Strengths and limitations

This study has several strengths. First, COVID-19 cases were identified by RT-PCR testing across the public sector. Therefore, missing cases are likely to be few. Second, possible cases of vaccine-related myopericarditis were reviewed by an expert panel, which examined the medical records independently. This adjudication has permitted the accurate classification of cases according to established international guidelines. Nevertheless, had we included possible cases rather than cases definitely linked to vaccinations, the rate ratios of myopericarditis cases in infected patients to cases occurring after COVID-19 vaccination would be even lower, and therefore does not alter our conclusion.

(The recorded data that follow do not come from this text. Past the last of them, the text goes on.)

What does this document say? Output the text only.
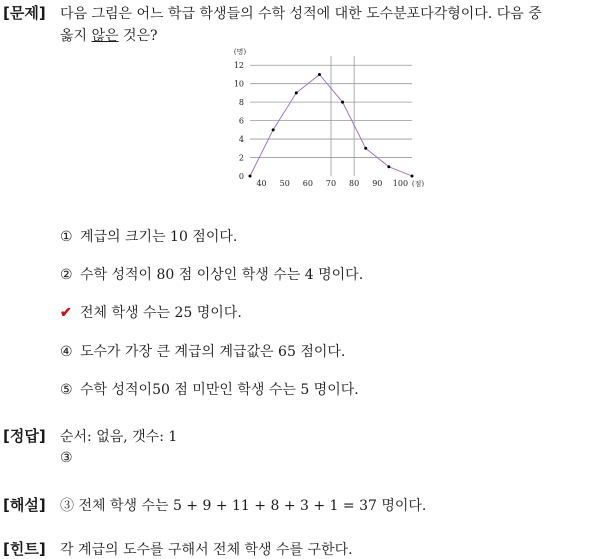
[문제] 다음 그림은 어느 학급 학생들의 수학 성적에 대한 도수분포다각형이다. 다음 중
옳지 않은 것은?
0
2
4
6
8
10
12
(명)
40 50 60 70 80 90 100 (점)
① 계급의 크기는 10 점이다.
② 수학 성적이 80 점 이상인 학생 수는 4 명이다.
✔ 전체 학생 수는 25 명이다.
④ 도수가 가장 큰 계급의 계급값은 65 점이다.
⑤ 수학 성적이50 점 미만인 학생 수는 5 명이다.
[정답] 순서: 없음, 갯수: 1
③
[해설] ③ 전체 학생 수는 5 + 9 + 11 + 8 + 3 + 1 = 37 명이다.
[힌트] 각 계급의 도수를 구해서 전체 학생 수를 구한다.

However, several limitations should be noted. First, the cohort included patients recruited from a single region and as such, is unable to account for any geographical heterogeneity that may exist. Second, the vaccination data reported in the local Department of Health did not provide the number of myopericarditis after the first and the second dose of vaccination, and therefore, the results were not stratified. Third, we might have missed COVID-19 myopericarditis in patients who might have died from acute heart failure complications due to myopericarditis but recorded as heart failure deaths. This, however, would have increased the difference between COVID-19 and vaccine-related myopericarditis, further strengthening the outcome of vaccination. Furthermore, the COVID-19-infected patients that were undetected by PCR were not included in this study. However, as Hong Kong has imposed a relatively strict policy in contact tracing and quarantine, we believe that this number is relatively low [9]. Finally, given the retrospective nature of this study, the incidence of myopericarditis can be underestimated.


COVID-19 infection is associated with significantly higher rate of myopericarditis compared to the vaccine-associated myopericarditis.